One implication of this kind of thinking for policy is that a resilience-promoting environment is in fact most important for people with the most adversities in the rest of their lives. It is the total opposite of what tends to happen in real life. A good school is most important for children with families suffering the effects of low income, or parental ill health, or substandard housing. Facilities for maintaining a social support network such as free efficient public transport (we used the example of the Croydon Tram) are most important for people with mobility problems for whatever reason. The accessible low-loading feature of the tram wouldn't make much difference to people who had cars, or could hop on and off of classic buses, but a huge difference to those with prams, in wheelchairs etc.
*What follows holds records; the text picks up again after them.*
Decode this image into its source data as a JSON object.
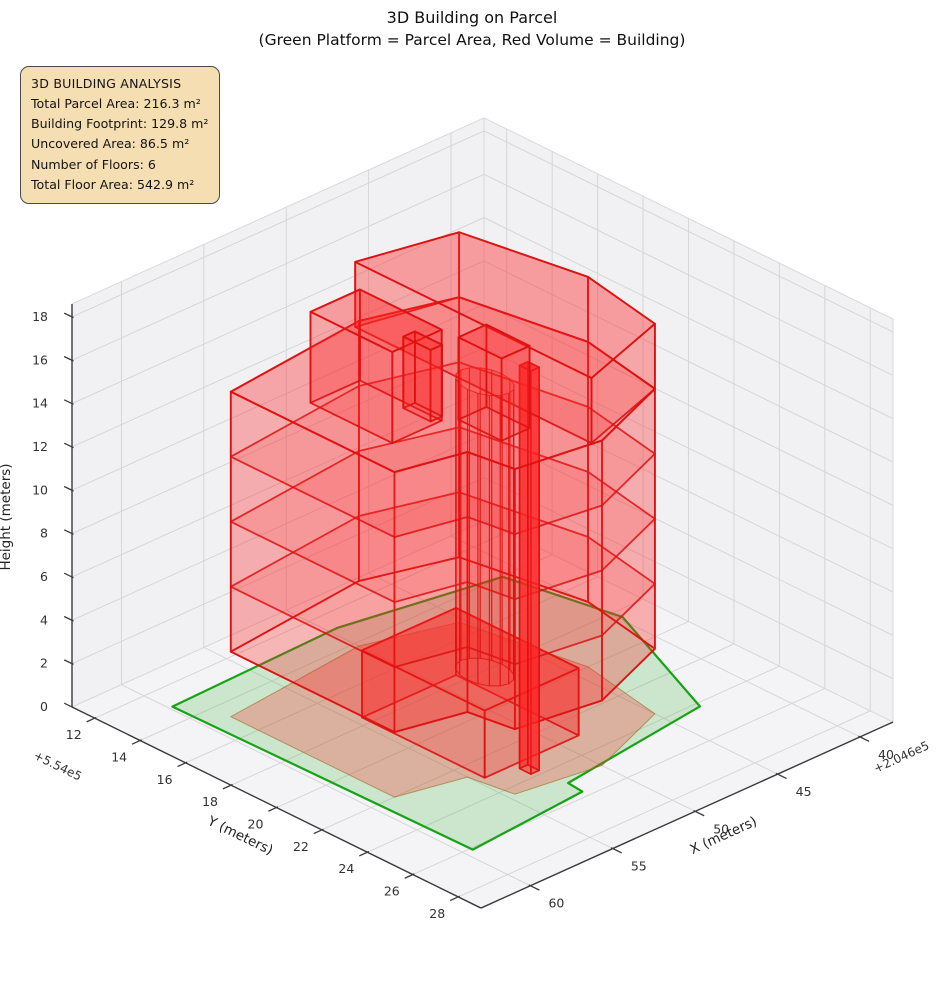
{
  "title": {
    "line1": "3D Building on Parcel",
    "line2": "(Green Platform = Parcel Area, Red Volume = Building)"
  },
  "info_box": {
    "heading": "3D BUILDING ANALYSIS",
    "lines": [
      "Total Parcel Area: 216.3 m²",
      "Building Footprint: 129.8 m²",
      "Uncovered Area: 86.5 m²",
      "Number of Floors: 6",
      "Total Floor Area: 542.9 m²"
    ]
  },
  "chart_data": {
    "type": "3d-building-volume",
    "title": "3D Building on Parcel",
    "subtitle": "(Green Platform = Parcel Area, Red Volume = Building)",
    "axes": {
      "x": {
        "label": "X (meters)",
        "ticks": [
          40,
          45,
          50,
          55,
          60
        ],
        "offset_label": "+2.046e5",
        "range": [
          38,
          63
        ]
      },
      "y": {
        "label": "Y (meters)",
        "ticks": [
          12,
          14,
          16,
          18,
          20,
          22,
          24,
          26,
          28
        ],
        "offset_label": "+5.54e5",
        "range": [
          11,
          29
        ]
      },
      "z": {
        "label": "Height (meters)",
        "ticks": [
          0,
          2,
          4,
          6,
          8,
          10,
          12,
          14,
          16,
          18
        ],
        "range": [
          0,
          18.6
        ]
      }
    },
    "stats": {
      "total_parcel_area_m2": 216.3,
      "building_footprint_m2": 129.8,
      "uncovered_area_m2": 86.5,
      "number_of_floors": 6,
      "total_floor_area_m2": 542.9
    },
    "parcel_polygon": [
      [
        59.8,
        13.1
      ],
      [
        59.5,
        26.1
      ],
      [
        52.3,
        25.7
      ],
      [
        52.2,
        25.0
      ],
      [
        43.1,
        24.2
      ],
      [
        39.8,
        18.4
      ],
      [
        41.0,
        14.0
      ],
      [
        49.5,
        12.9
      ]
    ],
    "building": {
      "main_footprint": [
        [
          58.6,
          14.8
        ],
        [
          58.6,
          22.0
        ],
        [
          55.0,
          22.6
        ],
        [
          54.6,
          24.4
        ],
        [
          50.0,
          24.9
        ],
        [
          45.0,
          23.6
        ],
        [
          44.1,
          20.0
        ],
        [
          45.3,
          15.2
        ],
        [
          50.0,
          14.2
        ]
      ],
      "floor_levels": [
        3,
        6,
        9,
        12
      ],
      "base_z": 3,
      "top_z": 15,
      "upper_floor": {
        "footprint": [
          [
            50.5,
            24.8
          ],
          [
            45.0,
            23.6
          ],
          [
            44.1,
            20.0
          ],
          [
            45.3,
            15.2
          ],
          [
            50.5,
            14.4
          ]
        ],
        "z0": 15,
        "z1": 18
      },
      "ground_box": {
        "footprint": [
          [
            54.5,
            17.6
          ],
          [
            54.5,
            23.0
          ],
          [
            48.8,
            23.0
          ],
          [
            48.8,
            17.6
          ]
        ],
        "z0": 0,
        "z1": 3.1
      },
      "roof_boxes": [
        {
          "footprint": [
            [
              56.8,
              17.0
            ],
            [
              56.8,
              20.6
            ],
            [
              53.8,
              20.6
            ],
            [
              53.8,
              17.0
            ]
          ],
          "z0": 15,
          "z1": 19.2
        },
        {
          "footprint": [
            [
              53.2,
              20.9
            ],
            [
              53.2,
              22.8
            ],
            [
              51.5,
              22.8
            ],
            [
              51.5,
              20.9
            ]
          ],
          "z0": 15,
          "z1": 18.8
        },
        {
          "footprint": [
            [
              54.2,
              19.2
            ],
            [
              54.2,
              20.4
            ],
            [
              53.5,
              20.4
            ],
            [
              53.5,
              19.2
            ]
          ],
          "z0": 15,
          "z1": 18.3
        }
      ],
      "tower": {
        "center": [
          51.6,
          20.9
        ],
        "radius": 1.05,
        "z0": 2.8,
        "z1": 16.2,
        "facets": 16
      },
      "column": {
        "footprint": [
          [
            52.8,
            23.3
          ],
          [
            52.8,
            23.8
          ],
          [
            52.3,
            23.8
          ],
          [
            52.3,
            23.3
          ]
        ],
        "z0": 0,
        "z1": 18.6
      }
    },
    "colors": {
      "building_face": "#ff2222",
      "building_edge": "#dd1111",
      "parcel_face": "#3db83d",
      "parcel_edge": "#17a317",
      "pane": "#f1f1f3",
      "grid": "#d6d6d6",
      "spine": "#3a3a3a",
      "tick_text": "#333333"
    },
    "legend_position": "none",
    "grid": true
  }
}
What turned out against our expectations not to increase resilience in the face of such adversities as poverty and the onset of chronic disease was the provision of services in the short term. David Blane, Gopal Netuveli and Zoe Hildon found that older people whose health began to be affected tended to maintain good mental health if they had strong, long standing social networks. The key to this seems to have been that they were enabled to maintain a firm identity that did not revolve around the illness or disability. For example someone who developed arthritis would not become "the arthritic lady" but "our community festival organizer Barbara who has developed arthritis". Joining a patient support type group did not have the same effect. Margaret Whitehead and Krysia Canvin found, alarmingly, that even Sure Start Centers were sometimes shunned by the poorest mothers for fear that social services would remove their children.
How common was resilience in our studies? Using various different sources of data we concluded that in the face of a major adverse even such as the loss of a loved one, unemployment or the onset of a serious illness around 20% of people could "bounce back" fairly quickly. It is much harder to talk in this kind of way about resilience in the face of life long adversities.Because, as already pointed out, once an individual gets started on an adverse life course, the way social institutions work is not to try and provide "springboards" to remedy the problem, but to pile one adversity on top of another.
Interesting. As we moved along, Dick showed what factors are determinants for such 'springboard' and it became my research areas in mental health.